Dan McTeague, an analyst at GasBuddy, told Huffington Post that the rise is thanks to rising global oil prices and a low Canadian dollar. He says that oil prices are $16 a barrel higher than they were this time last year, and thinks that prices will continue to spike to above US$70 a barrel “at least for a while” this year. West Texas Intermediate oil hit US$67 a barrel on Wednesday, its highest level since late 2014, and it’s just going to keep going up.
“The world is getting its oil fundamentals back in balance, and supply and demand are looking a lot closer,” said McTeague.
On Wednesday, the average price per litre across Canada was $1.282 according to GasBuddy, which is 17.4 cents more than it was last year.
The value of the loonie can also mean bad news for drivers.
Traditionally, “when oil prices have gone up, the loonie has always responded (by rising), so it provided a shield for fuel prices,” McTeague said. “That’s no longer the case.” The loonie’s decline this past year has added an additional 14 cents per litre according to his estimations.

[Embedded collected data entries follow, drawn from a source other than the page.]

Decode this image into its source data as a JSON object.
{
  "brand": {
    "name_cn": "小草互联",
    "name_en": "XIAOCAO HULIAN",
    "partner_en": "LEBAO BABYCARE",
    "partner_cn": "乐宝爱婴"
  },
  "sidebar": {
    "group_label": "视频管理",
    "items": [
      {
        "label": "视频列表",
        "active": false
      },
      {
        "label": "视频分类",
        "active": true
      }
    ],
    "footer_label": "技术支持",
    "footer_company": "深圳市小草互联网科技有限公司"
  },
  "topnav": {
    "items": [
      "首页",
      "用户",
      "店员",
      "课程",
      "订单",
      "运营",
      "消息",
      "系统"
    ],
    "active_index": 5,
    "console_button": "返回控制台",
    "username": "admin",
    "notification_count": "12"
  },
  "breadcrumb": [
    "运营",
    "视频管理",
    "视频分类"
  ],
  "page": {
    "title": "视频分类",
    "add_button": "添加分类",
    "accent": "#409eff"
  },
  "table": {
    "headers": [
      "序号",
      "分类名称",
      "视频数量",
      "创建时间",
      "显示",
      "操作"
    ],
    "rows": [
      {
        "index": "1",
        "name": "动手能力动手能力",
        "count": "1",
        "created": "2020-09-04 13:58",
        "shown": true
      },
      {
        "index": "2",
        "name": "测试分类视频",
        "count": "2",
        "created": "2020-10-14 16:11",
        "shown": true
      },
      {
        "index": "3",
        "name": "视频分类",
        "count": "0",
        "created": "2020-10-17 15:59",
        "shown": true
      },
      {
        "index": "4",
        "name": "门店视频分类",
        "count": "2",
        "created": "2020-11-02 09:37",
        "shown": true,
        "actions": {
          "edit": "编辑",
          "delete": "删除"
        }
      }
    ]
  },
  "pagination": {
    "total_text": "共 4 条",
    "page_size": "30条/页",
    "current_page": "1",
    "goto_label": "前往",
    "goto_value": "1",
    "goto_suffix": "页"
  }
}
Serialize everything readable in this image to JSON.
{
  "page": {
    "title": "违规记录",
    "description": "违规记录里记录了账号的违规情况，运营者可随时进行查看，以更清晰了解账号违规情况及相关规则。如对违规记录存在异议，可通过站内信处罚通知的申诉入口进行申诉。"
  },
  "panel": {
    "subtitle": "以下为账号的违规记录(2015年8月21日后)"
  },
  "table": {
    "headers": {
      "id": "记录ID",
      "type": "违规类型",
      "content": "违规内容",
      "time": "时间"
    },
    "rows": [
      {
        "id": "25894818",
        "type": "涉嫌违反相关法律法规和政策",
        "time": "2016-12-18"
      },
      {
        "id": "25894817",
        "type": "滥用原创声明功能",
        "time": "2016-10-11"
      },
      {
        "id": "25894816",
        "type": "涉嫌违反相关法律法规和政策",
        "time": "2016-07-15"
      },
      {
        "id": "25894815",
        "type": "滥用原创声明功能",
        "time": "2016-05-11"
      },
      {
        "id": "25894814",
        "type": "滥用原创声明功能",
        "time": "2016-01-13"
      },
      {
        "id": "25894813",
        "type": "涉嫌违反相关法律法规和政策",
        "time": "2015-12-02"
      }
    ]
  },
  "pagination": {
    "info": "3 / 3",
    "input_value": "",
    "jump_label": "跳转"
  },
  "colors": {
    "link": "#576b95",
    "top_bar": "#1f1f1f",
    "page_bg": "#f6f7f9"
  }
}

It doesn’t end there. If Alberta’s government follows through with their legislation to limit the flow of oil to British Columbia, things could get a lot worse. The provinces have been debating over the expansion of the Trans-Mountain Pipeline, which has been planned and federally-approved. Things ramped up this week when Kinder Morgan, the pipeline builder, suspended work on the expansion until the end of May and threatened to cancel the project if it doesn’t get regulatory clarity on the pipeline.
“You’d be starting at $2 a litre” for gas in British Columbia if Alberta slows the shipment of oil to the province, said McTeague. “If you can find gas, if you can find diesel.” He says that there will be “significant disruption” in the market if the provinces can’t agree on what to do about the pipeline. Currently, it supplies all of the gas and diesel needs for BC’s Lower Mainland, including Vancouver.
“There are no alternative sources and they don’t have the facilities or the infrastructure” to get oil from other sources, McTeague said.
The conflict could also affect the rest of Canada by leading to higher gas prices. It would lead to a lower Canadian dollar, and would then make global oil prices, and other commodities, more expensive for Canadians.
“Everyone would be affected by this, even those who don’t drive,” McTeague said.